AN: Kami sempat beradu argumen dengan manajer kami, tapi kalau promotor di Hongkong saja sudah menyarankan agar membatalkan pertunjukan, tidak ada lagi yang bisa dilakukan.
Tur Drab Majesty kali ini, selain mengunjungi tiga kota di Asia juga meliputi daratan Australia dan Selandia Baru di sepanjang bulan Februari. Mereka melakukannya dalam rangka merayakan Modern Mirror, album penuh ketiga yang terbit pada pertengahan tahun 2019 silam di mana semua hal berkembang menjadi lebih serius dan mendetail, terutama bagi Andrew sebagai penulis lagunya.

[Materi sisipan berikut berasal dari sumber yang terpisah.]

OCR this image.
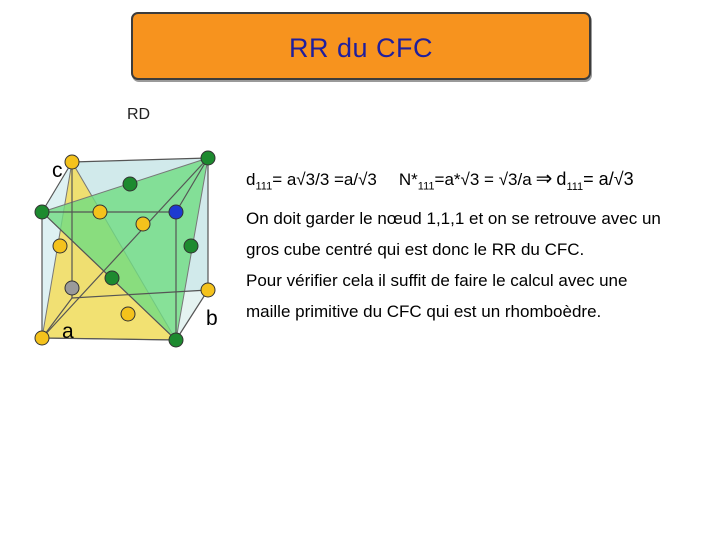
RR du CFC
RD
c
a
b
$d_{111}= a√3/3 =a/√3$ $N*_{111}=a*√3 = √3/a$ ⇒ $d_{111}= a/√3$
On doit garder le nœud 1,1,1 et on se retrouve avec un
gros cube centré qui est donc le RR du CFC.
Pour vérifier cela il suffit de faire le calcul avec une
maille primitive du CFC qui est un rhomboèdre.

Dia telah menghilang selama dua bulan ketika akhirnya Alex bertemu dengannya di sebuah kamar flat di kota Athena, Yunani, yang peruntukkannya telah disulap menjadi sebuah studio amatir. Tempat keduanya tidur sekaligus menggodok materi seminggu ke depan. Alex masih mengingat jelas momen tersebut – itu terjadi sehari setelah malam tahun baru 2018 – dan menceritakannya secara romantik. “Saya mendarat di Moskow dalam cuaca salju Eropa. Untuk transit beberapa jam sebelum terbang rendah menuju Athena. Di bandara seorang supir menjemput dan kami berkendara selama satu jam ke tengah kota, sampai tiba-tiba Acropolis telah muncul begitu saja dalam pandangan malam. Di sanalah Andrew menunggu, dia datang sambil berlari kecil di atas apal berbatu untuk memberikan saya sebuah pelukan. Kemudian kami bereuni di kamar flatnya, dan ternyata dia sudah punya semacam rutinitas setiap harinya. Semua terasa sangat keren. Seketika itu juga saya mendapat inspirasi. Saya merasa ‘jazz’.”
Kenapa Athena?
AC: Sebelumnya kami sudah pernah beberapa kali mengunjunginya dan jatuh cinta dengan kota itu. Saya merasa terbangkitkan oleh arsitektur dan kultur di sana. Saya tidak bisa menjelaskannya dengan kata-kata, tapi saya tahu telah berada di tempat yang tepat. Secara geografi Athena punya kesamaan dengan L.A. Kami sering tur keliling Eropa, tapi hanya di Athena kami merasa seperti di rumah.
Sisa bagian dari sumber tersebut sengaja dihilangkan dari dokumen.